*La pandémie devrait entraîner une baisse de 8 % des émissions mondiales en 2020.

*Nous devons y parvenir chaque année pendant les 15 prochaines années pour atteindre l'objectif de l'accord de Paris 1.5˚C.

*Si cette baisse est la bienvenue, il manque encore une véritable voie vers des réductions durables.

La crise COVID-19 se caractérise par une baisse prévue de 8 % des émissions mondiales de CO2 en 2020. Malheureusement, cela ramène à peine les émissions à leur niveau d'il y a dix ans, et la véritable révélation est que la baisse de 8 % ne correspond qu'au rythme de diminution nécessaire chaque année jusqu'en 2050 pour limiter la hausse des températures mondiales à 1,5 °C (ce qui serait conforme à l'accord de Paris).

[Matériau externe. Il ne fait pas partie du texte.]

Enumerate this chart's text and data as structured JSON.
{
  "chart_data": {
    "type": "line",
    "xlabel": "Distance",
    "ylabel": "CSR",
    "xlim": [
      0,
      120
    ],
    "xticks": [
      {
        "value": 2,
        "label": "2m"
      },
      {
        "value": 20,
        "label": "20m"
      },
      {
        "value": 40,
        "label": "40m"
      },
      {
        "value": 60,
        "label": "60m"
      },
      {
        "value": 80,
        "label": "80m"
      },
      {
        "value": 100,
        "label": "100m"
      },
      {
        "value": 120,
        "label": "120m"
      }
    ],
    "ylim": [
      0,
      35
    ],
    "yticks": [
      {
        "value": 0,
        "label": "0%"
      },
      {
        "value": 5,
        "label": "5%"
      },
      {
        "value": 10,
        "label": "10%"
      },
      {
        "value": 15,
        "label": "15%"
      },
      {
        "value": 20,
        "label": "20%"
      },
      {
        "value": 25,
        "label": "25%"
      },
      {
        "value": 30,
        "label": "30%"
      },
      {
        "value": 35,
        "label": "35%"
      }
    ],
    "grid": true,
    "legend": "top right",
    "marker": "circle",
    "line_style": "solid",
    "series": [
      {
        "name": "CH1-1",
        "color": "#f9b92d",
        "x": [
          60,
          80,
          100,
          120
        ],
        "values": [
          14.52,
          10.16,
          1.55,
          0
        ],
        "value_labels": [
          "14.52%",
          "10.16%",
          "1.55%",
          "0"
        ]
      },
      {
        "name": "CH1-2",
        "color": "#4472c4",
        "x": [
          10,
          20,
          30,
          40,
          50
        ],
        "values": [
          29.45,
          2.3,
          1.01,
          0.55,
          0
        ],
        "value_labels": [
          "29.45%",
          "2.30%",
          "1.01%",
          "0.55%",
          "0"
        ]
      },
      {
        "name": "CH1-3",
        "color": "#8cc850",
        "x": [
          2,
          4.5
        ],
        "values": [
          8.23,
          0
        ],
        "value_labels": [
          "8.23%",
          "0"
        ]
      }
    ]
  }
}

La baisse de 8 % s'est d'ailleurs accompagnée de la récession la plus grave depuis la Grande Dépression des années 1930. Cette expérience sans précédent montre que la seule façon de s'attaquer de manière réaliste au changement climatique est de découpler les émissions de CO2 de l'activité économique. Bien que cela soit possible, cela nécessite des investissements très importants et transformateurs - dans les nouvelles technologies, dans le réseau électrique, dans la capacité de stockage de l'énergie et dans des mesures d'efficacité énergétique à grande échelle. Dans ce domaine, la crise COVID-19 devrait servir de déclencheur, car les mesures de soutien économique pourraient être utilisées pour lancer des projets d'investissement vert et repositionner l'économie mondiale pour un avenir plus vert.

La pandémie a provoqué une vague de stimulation sans précédent. Le soutien budgétaire annoncé depuis janvier s'élève à 5 000 milliards de dollars, et les banques centrales ont injecté plus de 6 000 milliards de dollars sur les marchés financiers. Bien que profondes, ces mesures d'urgence n'ont certainement pas été vertes, et il est à craindre que la reprise de la COVID-19 soit une occasion manquée de changer la trajectoire en matière de changement climatique. C'est ce qui s'est passé après la crise financière de 2007-2008, lorsque le coup d'envoi de la croissance a finalement déclenché une flambée des prix des matières premières, une hausse des investissements dans les combustibles fossiles et une forte augmentation des émissions de CO2 qui seront enfermées dans l'atmosphère pendant des milliers d'années.

Bien qu'elles ne soient pas écologiques, ces mesures de relance ont néanmoins fait augmenter la dette mondiale - qui était déjà élevée - et auront un impact durable sur les finances publiques, à un moment malheureusement difficile. Pour repositionner l'économie mondiale et les systèmes énergétiques selon un scénario de 1,5 °C, un investissement estimé à plus de 90 000 milliards de dollars sera nécessaire au cours des 15 prochaines années. Tout cela ne peut pas être financé par des fonds publics, mais les gouvernements devront montrer la voie et faire partie de la solution. La marge de manœuvre budgétaire étant limitée, les ressources doivent être utilisées à bon escient, ce qui constitue une raison supplémentaire pour que les mesures de soutien visant à contenir la crise COVID-19 soient axées sur le changement climatique.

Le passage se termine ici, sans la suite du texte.